Speaker: Andrew G. Alleyne, Dean of the College of Science and Engineering, University of Minnesota
We live in an increasingly electrified world. For stationary applications such as industry and manufacturing, this statement has been obvious since the start of the 20th century as steam and belt drives in factories gradually gave way to electric motors for machining, conveyor lines, and all manner of other industrial applications. Now we are seeing a dramatic rise in the electrification of mobility systems. The progress has been steady for several decades, but it is really during the past several years that electrified mobility has seen a rapid growth at the level of individual consumer. Interestingly, this growth cuts across widely varying modes of mobility; from individual bicycles to on-highway vehicles to large ships and aircraft.

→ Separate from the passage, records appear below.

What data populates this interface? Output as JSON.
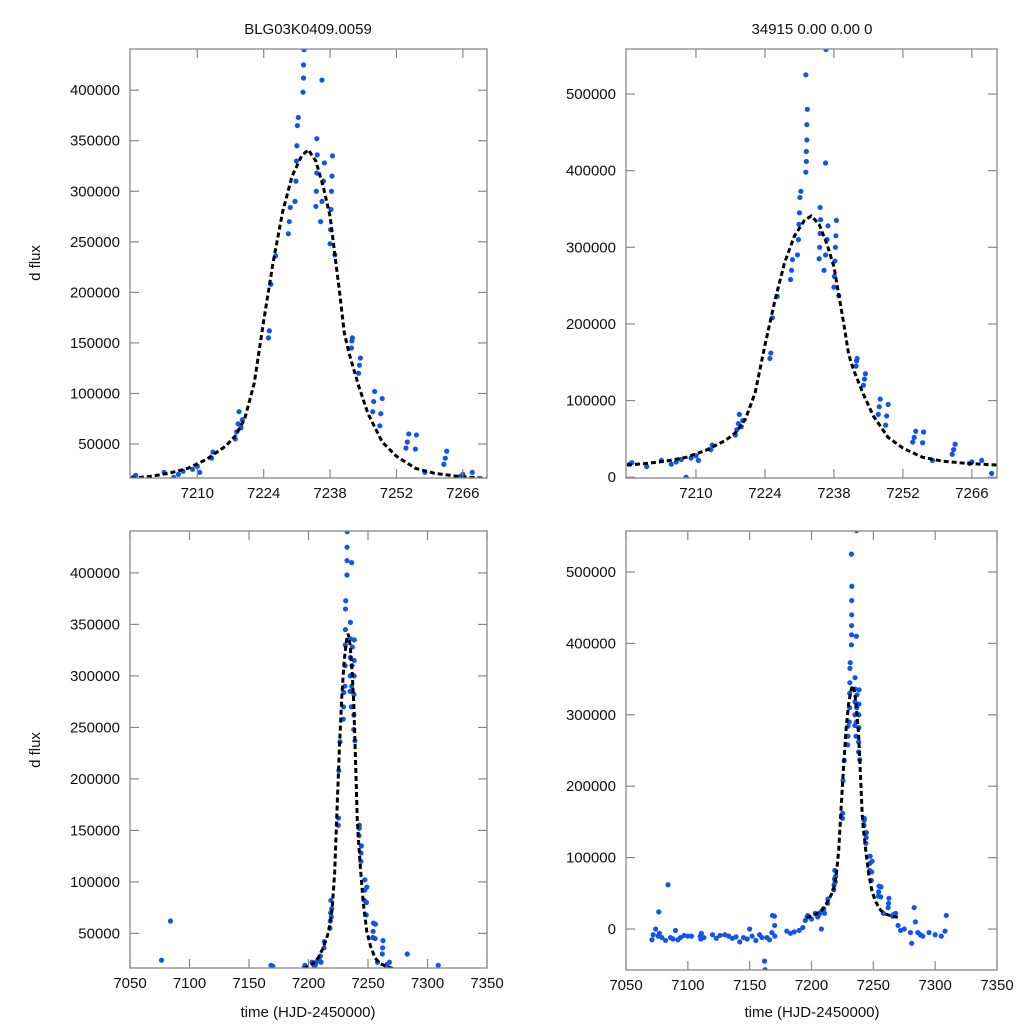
{
  "colors": {
    "points": "#1155ee",
    "model": "#000000",
    "frame": "#888888"
  },
  "chart_data": [
    {
      "type": "scatter",
      "panel": "top-left",
      "title": "BLG03K0409.0059",
      "xlabel": "",
      "ylabel": "d flux",
      "xlim": [
        7195.8,
        7271.1
      ],
      "ylim": [
        16400,
        440700
      ],
      "xticks": [
        7210,
        7224,
        7238,
        7252,
        7266
      ],
      "yticks": [
        50000,
        100000,
        150000,
        200000,
        250000,
        300000,
        350000,
        400000
      ]
    },
    {
      "type": "scatter",
      "panel": "top-right",
      "title": "34915  0.00  0.00  0",
      "xlabel": "",
      "ylabel": "",
      "xlim": [
        7195.8,
        7271.1
      ],
      "ylim": [
        -1000,
        558700
      ],
      "xticks": [
        7210,
        7224,
        7238,
        7252,
        7266
      ],
      "yticks": [
        0,
        100000,
        200000,
        300000,
        400000,
        500000
      ]
    },
    {
      "type": "scatter",
      "panel": "bottom-left",
      "title": "",
      "xlabel": "time (HJD-2450000)",
      "ylabel": "d flux",
      "xlim": [
        7050,
        7350
      ],
      "ylim": [
        16400,
        440700
      ],
      "xticks": [
        7050,
        7100,
        7150,
        7200,
        7250,
        7300,
        7350
      ],
      "yticks": [
        50000,
        100000,
        150000,
        200000,
        250000,
        300000,
        350000,
        400000
      ]
    },
    {
      "type": "scatter",
      "panel": "bottom-right",
      "title": "",
      "xlabel": "time (HJD-2450000)",
      "ylabel": "",
      "xlim": [
        7050,
        7350
      ],
      "ylim": [
        -57400,
        557400
      ],
      "xticks": [
        7050,
        7100,
        7150,
        7200,
        7250,
        7300,
        7350
      ],
      "yticks": [
        0,
        100000,
        200000,
        300000,
        400000,
        500000
      ]
    }
  ],
  "series": {
    "observations": [
      [
        7071,
        -15000
      ],
      [
        7072,
        -8000
      ],
      [
        7074,
        0
      ],
      [
        7076,
        -10000
      ],
      [
        7076.5,
        24000
      ],
      [
        7077,
        -6000
      ],
      [
        7079,
        -12000
      ],
      [
        7082,
        -16000
      ],
      [
        7084,
        62000
      ],
      [
        7086,
        -12000
      ],
      [
        7088,
        -14000
      ],
      [
        7090,
        -2000
      ],
      [
        7092,
        -15000
      ],
      [
        7094,
        -12000
      ],
      [
        7097,
        -9000
      ],
      [
        7100,
        -10000
      ],
      [
        7103,
        -10000
      ],
      [
        7110,
        -10000
      ],
      [
        7110.5,
        -14000
      ],
      [
        7111,
        -6000
      ],
      [
        7113,
        -12000
      ],
      [
        7120,
        -8000
      ],
      [
        7123,
        -13000
      ],
      [
        7126,
        -9000
      ],
      [
        7130,
        -8000
      ],
      [
        7133,
        -10000
      ],
      [
        7136,
        -13000
      ],
      [
        7139,
        -11000
      ],
      [
        7142,
        -18000
      ],
      [
        7145,
        -12000
      ],
      [
        7148,
        -14000
      ],
      [
        7150,
        0
      ],
      [
        7152,
        -10000
      ],
      [
        7155,
        -16000
      ],
      [
        7158,
        -8000
      ],
      [
        7160,
        -12000
      ],
      [
        7162,
        -45000
      ],
      [
        7162.5,
        -57000
      ],
      [
        7164,
        -12000
      ],
      [
        7166,
        -15000
      ],
      [
        7168,
        -5000
      ],
      [
        7168.5,
        19000
      ],
      [
        7170,
        18000
      ],
      [
        7170.2,
        5000
      ],
      [
        7170.4,
        -10000
      ],
      [
        7180,
        -3000
      ],
      [
        7183,
        -6000
      ],
      [
        7186,
        -4000
      ],
      [
        7190,
        -2000
      ],
      [
        7193,
        2000
      ],
      [
        7195,
        12000
      ],
      [
        7196.5,
        17000
      ],
      [
        7197,
        19000
      ],
      [
        7200,
        14000
      ],
      [
        7203,
        22000
      ],
      [
        7205,
        17000
      ],
      [
        7206,
        20000
      ],
      [
        7207,
        23000
      ],
      [
        7208,
        0
      ],
      [
        7209,
        25000
      ],
      [
        7210,
        28000
      ],
      [
        7210.5,
        22000
      ],
      [
        7213,
        36000
      ],
      [
        7213.3,
        42000
      ],
      [
        7218,
        55000
      ],
      [
        7218.3,
        62000
      ],
      [
        7218.6,
        70000
      ],
      [
        7218.8,
        82000
      ],
      [
        7219.2,
        66000
      ],
      [
        7219.5,
        74000
      ],
      [
        7225,
        155000
      ],
      [
        7225.2,
        162000
      ],
      [
        7225.5,
        208000
      ],
      [
        7226.5,
        236000
      ],
      [
        7229.2,
        258000
      ],
      [
        7229.4,
        270000
      ],
      [
        7229.6,
        284000
      ],
      [
        7230.6,
        290000
      ],
      [
        7230.8,
        310000
      ],
      [
        7230.9,
        330000
      ],
      [
        7231,
        345000
      ],
      [
        7231.1,
        365000
      ],
      [
        7231.3,
        373000
      ],
      [
        7232.3,
        398000
      ],
      [
        7232.4,
        412000
      ],
      [
        7232.4,
        425000
      ],
      [
        7232.5,
        440000
      ],
      [
        7232.5,
        460000
      ],
      [
        7232.6,
        480000
      ],
      [
        7232.3,
        525000
      ],
      [
        7235,
        285000
      ],
      [
        7235.1,
        300000
      ],
      [
        7235.2,
        318000
      ],
      [
        7235.3,
        336000
      ],
      [
        7235.2,
        352000
      ],
      [
        7236.3,
        410000
      ],
      [
        7236.4,
        558000
      ],
      [
        7236,
        270000
      ],
      [
        7236.3,
        290000
      ],
      [
        7236.6,
        310000
      ],
      [
        7236.8,
        328000
      ],
      [
        7238,
        248000
      ],
      [
        7238.1,
        262000
      ],
      [
        7238.2,
        282000
      ],
      [
        7238.3,
        300000
      ],
      [
        7238.4,
        315000
      ],
      [
        7238.5,
        335000
      ],
      [
        7239,
        237000
      ],
      [
        7242.5,
        145000
      ],
      [
        7242.6,
        152000
      ],
      [
        7242.7,
        155000
      ],
      [
        7244,
        120000
      ],
      [
        7244.2,
        128000
      ],
      [
        7244.4,
        135000
      ],
      [
        7247,
        82000
      ],
      [
        7247.2,
        92000
      ],
      [
        7247.4,
        102000
      ],
      [
        7248.5,
        68000
      ],
      [
        7248.7,
        80000
      ],
      [
        7249,
        95000
      ],
      [
        7254,
        46000
      ],
      [
        7254.3,
        52000
      ],
      [
        7254.6,
        60000
      ],
      [
        7256,
        45000
      ],
      [
        7256.2,
        59000
      ],
      [
        7258,
        22000
      ],
      [
        7262,
        30000
      ],
      [
        7262.3,
        36000
      ],
      [
        7262.6,
        43000
      ],
      [
        7265.5,
        18000
      ],
      [
        7266,
        20000
      ],
      [
        7268,
        22000
      ],
      [
        7270,
        5000
      ],
      [
        7272,
        -2000
      ],
      [
        7275,
        0
      ],
      [
        7280,
        -5000
      ],
      [
        7281,
        -20000
      ],
      [
        7283,
        30000
      ],
      [
        7284,
        10000
      ],
      [
        7286,
        -5000
      ],
      [
        7288,
        -8000
      ],
      [
        7290,
        -10000
      ],
      [
        7295,
        -5000
      ],
      [
        7300,
        -8000
      ],
      [
        7305,
        -10000
      ],
      [
        7308,
        -3000
      ],
      [
        7309,
        19000
      ]
    ],
    "model": [
      [
        7196,
        16000
      ],
      [
        7200,
        18000
      ],
      [
        7204,
        21000
      ],
      [
        7208,
        26000
      ],
      [
        7212,
        35000
      ],
      [
        7216,
        48000
      ],
      [
        7218,
        58000
      ],
      [
        7220,
        75000
      ],
      [
        7222,
        110000
      ],
      [
        7224,
        172000
      ],
      [
        7226,
        230000
      ],
      [
        7228,
        280000
      ],
      [
        7230,
        315000
      ],
      [
        7232,
        335000
      ],
      [
        7233.4,
        341000
      ],
      [
        7235,
        330000
      ],
      [
        7236.6,
        304000
      ],
      [
        7238,
        275000
      ],
      [
        7240,
        200000
      ],
      [
        7241,
        160000
      ],
      [
        7242,
        140000
      ],
      [
        7244,
        108000
      ],
      [
        7246,
        80000
      ],
      [
        7249,
        52000
      ],
      [
        7252,
        38000
      ],
      [
        7256,
        26000
      ],
      [
        7260,
        21000
      ],
      [
        7265,
        18000
      ],
      [
        7268,
        17000
      ],
      [
        7271,
        16000
      ]
    ]
  }
}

This talk will detail some of the technical challenges related to modeling, control, design of high relevance to systems and controls audiences is the interplay between modes of power distribution within electrified mobility systems. This includes the flow of power, or storage of energy, in the mechanical, chemical, electrical, and thermal domains. For example, power flow in the electrical domain can be constrained by component temperature limits in the thermal domain. Several examples of challenges will be raised along with some solutions for specific problems of Modeling, Control, and Design in electrified mobility. The presented solutions will be integrated such that the chosen modeling tools are specifically amenable to both the control and design challenges. Simulation and experimental results will be presented that demonstrate a superior overall mobility platform performance when a systems approach is taken.